I didn’t rate it and if its follow up The Unicorn Project is any similar, then I think I’ll give that one a pass. The Devops Handbook is still on my list, though.
I had to keep an open mind when starting this one, but eventually I gave up because I could no longer ignore what I was really feeling while reading this. Extreme Ownership glorifies the war in Iraq and the US’s role in it and uses those experiences to teach you about accountability.
The book mostly follows a pattern of telling a war story (each one accompanied by a considerable body count) and then relating that experience to corporate leadership. As if the death of a few dozen Iraqis is comparable to a VP of Finance owning up to their failures to run a project.
Let’s be fair, the advice is sound if you can put the chest beating and the hoo-rah to one side and focus purely on the advice. And the advice, taken outside of that context, is sound. But it’s also shallow and, in essence, a vehicle for the authors to sell consulting and coaching services to business executives.

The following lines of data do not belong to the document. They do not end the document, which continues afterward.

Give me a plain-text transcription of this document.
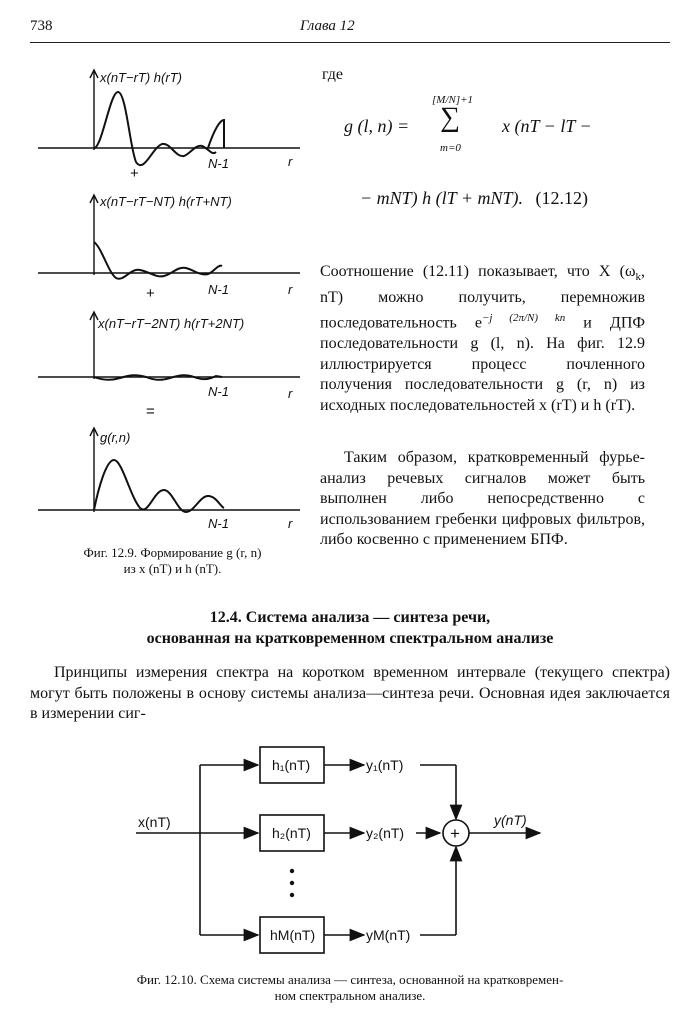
738	Глава 12
x(nT−rT) h(rT)
N-1	r
+
x(nT−rT−NT) h(rT+NT)
N-1	r
+
x(nT−rT−2NT) h(rT+2NT)
N-1	r
=
g(r,n)
N-1	r
Фиг. 12.9. Формирование g (r, n)
из x (nT) и h (nT).
где
g (l, n) =
[M/N]+1
∑
m=0
x (nT − lT −
− mNT) h (lT + mNT). (12.12)

Соотношение (12.11) показывает, что X ($\omega_k$, nT) можно получить, перемножив последовательность $e^{-j (2\pi/N) kn}$ и ДПФ последовательности g (l, n). На фиг. 12.9 иллюстрируется процесс почленного получения последовательности g (r, n) из исходных последовательностей x (rT) и h (rT).

Таким образом, кратковременный фурье-анализ речевых сигналов может быть выполнен либо непосредственно с использованием гребенки цифровых фильтров, либо косвенно с применением БПФ.

12.4. Система анализа — синтеза речи,
основанная на кратковременном спектральном анализе

Принципы измерения спектра на коротком временном интервале (текущего спектра) могут быть положены в основу системы анализа—синтеза речи. Основная идея заключается в измерении сиг-

x(nT)
h₁(nT)
h₂(nT)
hM(nT)
y₁(nT)
y₂(nT)
yM(nT)
+
y(nT)
Фиг. 12.10. Схема системы анализа — синтеза, основанной на кратковремен-
ном спектральном анализе.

This one just wasn’t for me.
Like many people, my first intro to Metro 2033 was the game that was released a decade ago, and I’ve greatly enjoyed Artyom’s journey from then up until the release of Metro Exodus. The post-apocalyptic setting is remarkable and I was sucked into the world in a way that Fallout could never manage. The stories feel more grounded in humanity and they’re not quite as distracted by commentary about the excesses of capitalism.
I decided to revisit the world again this year, except this time by reading the books. I haven’t finished this yet, as I’ve wanted to take my time with it.
I revisit this book every now and then, although it has the dual purpose of selling consultation along with offering a taste of advice. Once you get used to the relentless sales pitch for Crucial Conversations™ you can actually take away a great deal of learning from this.
It’s the kind of book I’m happy to lend to someone without an expectation of them giving it back when they’re done, so I’ve had a few different copies over the past several years. And it’s one of the handful of books I’ve read cover-to-cover that has materially changed how I approach communication.
Beyond these, I have both Dune and Systemic Coaching & Constellations on the backburner. I’m looking forward to getting stuck into both.